Water might be called our most recycled resource. The water you showered with this morning, for example, may have contained the same water molecules that caused a dinosaur's hide to glisten in the prehistoric sun or carried the Nina, Pinta and Santa Maria across the Atlantic. The distribution of the earth's total supply of water changes in time and space, but the quantity has remained constant.

Uneven water distribution is governed by a phenomenon known as the hydrologic cycle, which is kept in motion by solar energy and gravity. A rain storm is the start of the cycle. As the rain falls to earth, some flows downhill as runoff into a stream, lake, or ocean. Some evaporates; some is taken up by plants. The rest trickles down through surface soil and rock formations, traveling through pore spaces and open cracks. This water eventually reaches the top of a water-saturated layer of soil or rock called the water table is called groundwater.

Groundwater seeps from upland to lowland areas and is released, or discharged, in lakes, streams, and wetland-low places where the water table meets the land surface. The sum release energy, causing evaporation from surface waters. The process that returns water to the atmosphere from water and land surfaces and by the activity of living plants called evapotranspiration. When water vapor accumulates in the atmosphere and clouds begin to form, the hydrologic cycle begins.
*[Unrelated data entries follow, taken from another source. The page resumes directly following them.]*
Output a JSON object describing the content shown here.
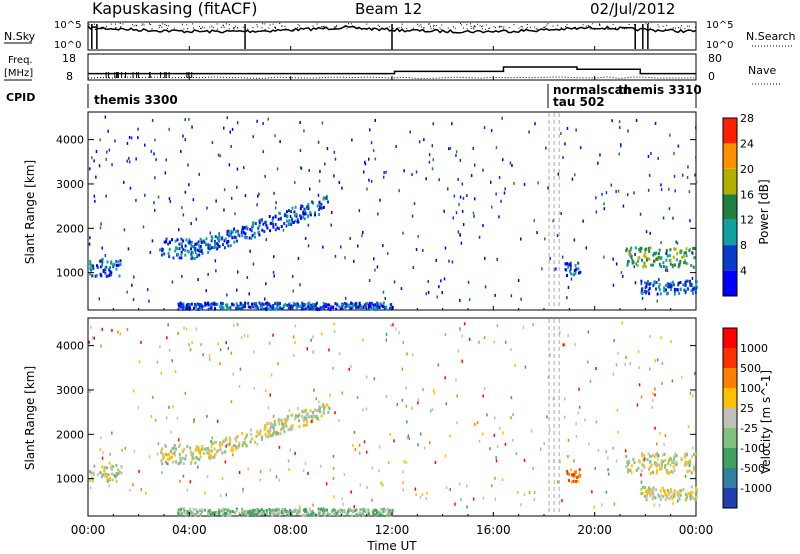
{
  "header": {
    "station": "Kapuskasing (fitACF)",
    "beam": "Beam 12",
    "date": "02/Jul/2012"
  },
  "noise_panel": {
    "left_label": "N.Sky",
    "right_label": "N.Search",
    "left_ticks": [
      "10^5",
      "10^0"
    ],
    "right_ticks": [
      "10^5",
      "10^0"
    ]
  },
  "freq_panel": {
    "left_label_line1": "Freq.",
    "left_label_line2": "[MHz]",
    "right_label": "Nave",
    "left_ticks": [
      "18",
      "8"
    ],
    "right_ticks": [
      "80",
      "0"
    ]
  },
  "cpid_panel": {
    "label": "CPID",
    "entries": [
      {
        "text": "themis 3300",
        "time_h": 0.0
      },
      {
        "text": "themis 3310",
        "time_h": 18.6
      },
      {
        "text": "normalscan",
        "time_h": 18.6
      },
      {
        "text": "tau 502",
        "time_h": 18.6
      }
    ]
  },
  "x_axis": {
    "ticks": [
      "00:00",
      "04:00",
      "08:00",
      "12:00",
      "16:00",
      "20:00",
      "00:00"
    ],
    "label": "Time UT"
  },
  "chart_data": [
    {
      "type": "heatmap",
      "name": "power",
      "ylabel": "Slant Range [km]",
      "yticks": [
        "1000",
        "2000",
        "3000",
        "4000"
      ],
      "ylim": [
        180,
        4600
      ],
      "xlim": [
        0,
        24
      ],
      "colorbar": {
        "label": "Power [dB]",
        "ticks": [
          "4",
          "8",
          "12",
          "16",
          "20",
          "24",
          "28"
        ],
        "colors": [
          "#0000ff",
          "#0a3ccc",
          "#10a0a0",
          "#208040",
          "#b0b000",
          "#ff9000",
          "#ff2000"
        ]
      },
      "regions": [
        {
          "t0": 0.0,
          "t1": 1.3,
          "r0": 950,
          "r1": 1350,
          "class": 1
        },
        {
          "t0": 2.8,
          "t1": 4.5,
          "r0": 1350,
          "r1": 1800,
          "class": 1
        },
        {
          "t0": 4.0,
          "t1": 9.5,
          "r0": 1500,
          "r1": 2600,
          "class": 1
        },
        {
          "t0": 3.5,
          "t1": 12.0,
          "r0": 200,
          "r1": 350,
          "class": 1
        },
        {
          "t0": 21.2,
          "t1": 24.0,
          "r0": 1150,
          "r1": 1600,
          "class": 3
        },
        {
          "t0": 21.8,
          "t1": 24.0,
          "r0": 550,
          "r1": 850,
          "class": 1
        },
        {
          "t0": 18.8,
          "t1": 19.4,
          "r0": 950,
          "r1": 1250,
          "class": 1
        }
      ]
    },
    {
      "type": "heatmap",
      "name": "velocity",
      "ylabel": "Slant Range [km]",
      "yticks": [
        "1000",
        "2000",
        "3000",
        "4000"
      ],
      "ylim": [
        180,
        4600
      ],
      "xlim": [
        0,
        24
      ],
      "colorbar": {
        "label": "Velocity [m s^-1]",
        "ticks": [
          "1000",
          "500",
          "100",
          "25",
          "-25",
          "-100",
          "-500",
          "-1000"
        ],
        "colors": [
          "#2040b0",
          "#3080a0",
          "#40a060",
          "#80c080",
          "#c0c0b8",
          "#ffc000",
          "#ff8000",
          "#ff3000",
          "#ff0000"
        ]
      },
      "regions": [
        {
          "t0": 0.0,
          "t1": 1.3,
          "r0": 950,
          "r1": 1350,
          "class": 4
        },
        {
          "t0": 2.8,
          "t1": 4.5,
          "r0": 1350,
          "r1": 1800,
          "class": 4
        },
        {
          "t0": 4.0,
          "t1": 9.5,
          "r0": 1500,
          "r1": 2600,
          "class": 4
        },
        {
          "t0": 3.5,
          "t1": 12.0,
          "r0": 200,
          "r1": 350,
          "class": 3
        },
        {
          "t0": 21.2,
          "t1": 24.0,
          "r0": 1150,
          "r1": 1600,
          "class": 4
        },
        {
          "t0": 21.8,
          "t1": 24.0,
          "r0": 550,
          "r1": 850,
          "class": 4
        },
        {
          "t0": 18.8,
          "t1": 19.4,
          "r0": 950,
          "r1": 1250,
          "class": 6
        }
      ]
    }
  ]
}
Wisconsin receives an average of 30 to 32 inches of precipitation per year. Seventy-five percent of that precipitation evaporates or transpires through plants and never reaches surface or groundwater. The six to 10 inches that do not evaporate immediately or get used by plants run off into surface waters or soak into the ground, depending on local topography, soil, land use and vegetation.  All groundwater moves continually toward an area of discharge, but the rates of movement vary greatly.

The reason for this variability is a matter of geology. The size of the cracks in rocks, the size of the pores between soil and rock particles and weather the pores are connected contribute to the rate of movement to, through and out the saturated zone.

Water generally moves more quickly into, through and out of coarse sand, sometimes as much as several feet per day. Openings between the grains are large and interconnected, resulting in high permeability. Very fine-grained material like clay has many pores are so small that moving water through or out is difficult. Clay formations are relatively impermeable-water may move only a few inches a year. Permeability in limestone, on the other hand, primarily depends not on pores spaces but on the size, frequency and distribution of fractures and cracks.

As groundwater moves through the water cycle, it follows the slope of the water table. In Wisconsin, the natural movement is from upland recharge areas to a lowland discharge areas.